И поглядел строго на скорняка. Скорняк бородку подергал – покаялся:
– Прости, Михайла Панкратыч, наклепал я на староверов, хотел приятней тебе по сердцу… знаю, уважаешь, – по старой вере кто… Это мне книжник подсунул – редкость, говорит. А что сияния-святости нету – невдомек мне, очень мне понравилось, – тебе, думаю, отнесу на Егорьев день!..
Стали мы читать под картинкой старые слова, церковною печатью; Горкин и очки надел, и строгой стал. Я ему внятно прочитал, вытягивал слова вразумительно, а он не верит, бородкой трясет. И скорняк прочитал, а он опять не верит: «Не может, – говорит, – быть такого… не разрешат законно, потому это надругательство над Святым!» – и заплевался. А я шепотком себе еще разок прочитал:
Млад Егорий во бою,На серу сидя коню,Колет Змия в …пию.
Понял – нехорошо написано про Святого. Горкин стал скорняка бранить, никогда с ним такого не было.
– Это, – говорит, – стракулисты тебе подсунули! они над Богом смеются и бонбы кидают… Пушкина вон взорвать грозятся, сказывал Василь Василич, смуту чтобы в народе делать!

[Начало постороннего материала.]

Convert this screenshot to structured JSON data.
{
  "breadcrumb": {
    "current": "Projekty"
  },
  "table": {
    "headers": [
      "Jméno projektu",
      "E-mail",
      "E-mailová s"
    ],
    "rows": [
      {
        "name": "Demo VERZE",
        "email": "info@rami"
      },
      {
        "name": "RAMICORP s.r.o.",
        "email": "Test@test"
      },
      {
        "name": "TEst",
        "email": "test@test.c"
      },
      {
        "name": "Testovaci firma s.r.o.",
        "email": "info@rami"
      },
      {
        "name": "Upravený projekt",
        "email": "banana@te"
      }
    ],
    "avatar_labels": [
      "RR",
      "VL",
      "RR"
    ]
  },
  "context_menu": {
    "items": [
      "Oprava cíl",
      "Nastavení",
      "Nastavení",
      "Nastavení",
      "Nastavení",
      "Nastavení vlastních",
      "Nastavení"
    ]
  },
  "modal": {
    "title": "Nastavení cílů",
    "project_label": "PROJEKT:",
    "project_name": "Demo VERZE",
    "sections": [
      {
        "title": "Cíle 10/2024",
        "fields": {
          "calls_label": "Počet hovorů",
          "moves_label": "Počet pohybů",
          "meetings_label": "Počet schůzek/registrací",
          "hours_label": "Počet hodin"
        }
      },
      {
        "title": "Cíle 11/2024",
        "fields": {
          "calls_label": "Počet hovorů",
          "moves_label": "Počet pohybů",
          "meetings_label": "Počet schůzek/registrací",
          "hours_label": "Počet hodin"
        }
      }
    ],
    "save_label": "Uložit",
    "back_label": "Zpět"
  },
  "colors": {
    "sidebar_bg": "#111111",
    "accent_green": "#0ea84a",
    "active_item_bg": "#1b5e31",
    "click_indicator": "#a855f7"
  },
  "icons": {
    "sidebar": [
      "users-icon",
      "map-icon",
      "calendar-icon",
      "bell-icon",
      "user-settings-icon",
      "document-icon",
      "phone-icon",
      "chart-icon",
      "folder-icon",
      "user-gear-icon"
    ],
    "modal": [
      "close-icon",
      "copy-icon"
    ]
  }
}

А ты – легковер… а еще книгочий!.. Он это те подсунул, на соблаз. Святого Воина Егория празднуете… – так вот тебе!
Взял да и разорвал картинку. И стало нам тут страшно. Посидели-помолчали, и будто нам что грозится, внутри так чуется. Сожгли картинку на тагане. Горкин руки помыл, дал мне святой водицы и сам отпил. А скорняк повоздыхал сокрушенно и стал из книжки про Егория нам читать.
…Завелся в пещерах под Злато-градом страшенный Змий, всех прохожих-проезжих живьем пожирал, и не было на него управы. И послал к ихнему царю послов, мурины видом… дабы отдал сейчас за него, Змия, дочь-царевну, а то, пишет, всех попалю пламенем-огнем пронзительным, пожалю жалом язвительным. И стал Злато-град в великом страхе вопить и молебны о заступлении петь-служить. И вот вострубили литавры-трубы, и подъезжает к тому Злато-граду светел вьюнош в златых доспехах, на белом коне, и серебряно копие в деснице. И возвещает светлый вьюнош царю, что грядет избавление скорби и печали, и…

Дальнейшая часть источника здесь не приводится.